The experimental results from two experiments above confirm the hyperentanglement nature of the quantum states in all available channel pairs, meaning that our fully-connected network can provide high-quality entangled states in polarization and OAM DOFs simultaneously. In other words, we have successfully realized a proof-of-principle demonstration of a quantum hyperentangled network encoded in polarization and OAM DOFs. It is worth noting that the time-energy and OAM DOFs belong to high dimensional Hilbert space. One can prepare the high-dimensional OAM entangled states through entanglement transfer from time-energy to OAM DOF by inserting relative SPPs into multi-arm unbalanced interferometers, which is promising in constructing a high-dimensional OAM entangled network. Besides, the scale of the network can be easily expanded by multiplexing more wavelength channels into one transmission link using DWDM technique, and new users can be added to the network architecture without changing the users’ hardware while maintaining the network’s performance. When the number of end users grows to be large, the quantum system for a fully-connected hyperentangled network would be complicated, which makes it difficult to improve the security distance of the network. At this time, powerful quantum repeaters are necessary to implement the functionality of a quantum Internet [21] with multiusers.
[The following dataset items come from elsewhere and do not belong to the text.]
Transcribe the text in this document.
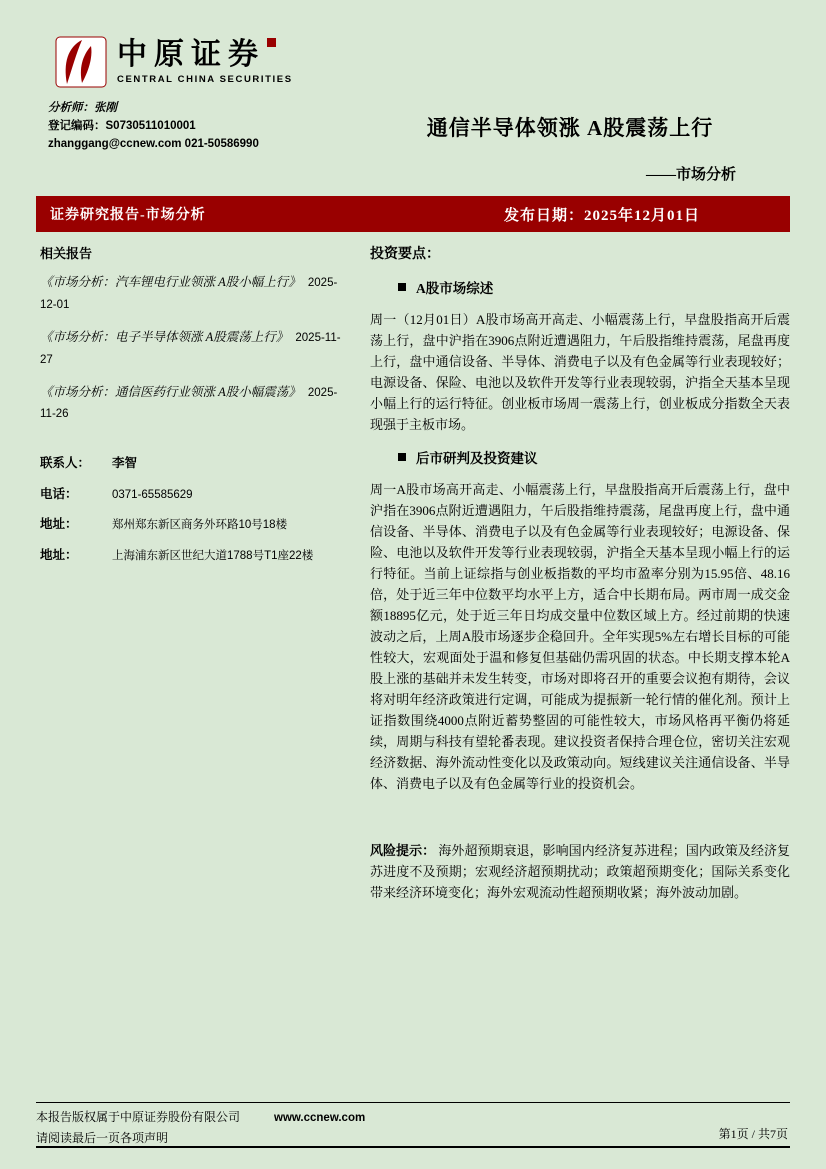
中原证券
CENTRAL CHINA SECURITIES
分析师：张刚
登记编码：S0730511010001
zhanggang@ccnew.com 021-50586990
通信半导体领涨 A股震荡上行
——市场分析
证券研究报告-市场分析	发布日期：2025年12月01日
相关报告
《市场分析：汽车锂电行业领涨 A股小幅上行》 2025-12-01
《市场分析：电子半导体领涨 A股震荡上行》 2025-11-27
《市场分析：通信医药行业领涨 A股小幅震荡》 2025-11-26
联系人：	李智
电话：	0371-65585629
地址：	郑州郑东新区商务外环路10号18楼
地址：	上海浦东新区世纪大道1788号T1座22楼
投资要点：
A股市场综述
周一（12月01日）A股市场高开高走、小幅震荡上行，早盘股指高开后震荡上行，盘中沪指在3906点附近遭遇阻力，午后股指维持震荡，尾盘再度上行，盘中通信设备、半导体、消费电子以及有色金属等行业表现较好；电源设备、保险、电池以及软件开发等行业表现较弱，沪指全天基本呈现小幅上行的运行特征。创业板市场周一震荡上行，创业板成分指数全天表现强于主板市场。
后市研判及投资建议
周一A股市场高开高走、小幅震荡上行，早盘股指高开后震荡上行，盘中沪指在3906点附近遭遇阻力，午后股指维持震荡，尾盘再度上行，盘中通信设备、半导体、消费电子以及有色金属等行业表现较好；电源设备、保险、电池以及软件开发等行业表现较弱，沪指全天基本呈现小幅上行的运行特征。当前上证综指与创业板指数的平均市盈率分别为15.95倍、48.16倍，处于近三年中位数平均水平上方，适合中长期布局。两市周一成交金额18895亿元，处于近三年日均成交量中位数区域上方。经过前期的快速波动之后，上周A股市场逐步企稳回升。全年实现5%左右增长目标的可能性较大，宏观面处于温和修复但基础仍需巩固的状态。中长期支撑本轮A股上涨的基础并未发生转变，市场对即将召开的重要会议抱有期待，会议将对明年经济政策进行定调，可能成为提振新一轮行情的催化剂。预计上证指数围绕4000点附近蓄势整固的可能性较大，市场风格再平衡仍将延续，周期与科技有望轮番表现。建议投资者保持合理仓位，密切关注宏观经济数据、海外流动性变化以及政策动向。短线建议关注通信设备、半导体、消费电子以及有色金属等行业的投资机会。
风险提示： 海外超预期衰退，影响国内经济复苏进程；国内政策及经济复苏进度不及预期；宏观经济超预期扰动；政策超预期变化；国际关系变化带来经济环境变化；海外宏观流动性超预期收紧；海外波动加剧。
本报告版权属于中原证券股份有限公司	www.ccnew.com
请阅读最后一页各项声明	第1页 / 共7页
To date, it is still challenging to achieve a practical quantum repeater. One solution is to use secure-repeater network based on QSDC [43], which provides a way of quantum interconnection in the future quantum Internet.

6 Conclusion

We implement a hyperentangled multiuser network encoded in polarization and OAM DOFs with a fully connected network architecture by using the DWDM and entanglement transfer technique. During the experiment, three hyperentangled states in polarization and time-energy DOFs from a Sagnac-type setup are multiplexed into three single mode fibers to form the fully connected network architecture. Then, three interferometric quantum gates consisting of a MZI with two SPPs inserted in different paths are utilized for quantum entanglement transfer from time-energy to OAM DOF. The two-photon interference visibility is measured to be higher than 95% for both polarization and OAM entanglement, revealing a high quality of the hyperentanglement in polarization and OAM DOFs of the constructed network. The scheme based on entanglement transfer has potential applications in high-dimensional quantum communication tasks since the time-energy and OAM DOFs belong to high dimensional Hilbert space. Our approach can provide a novel way to construct a large-scale hyperentangled network that can support various kinds of multiuser quantum communication tasks, such as multi-DOF quantum entanglement swapping, superdense coding, and teleportation.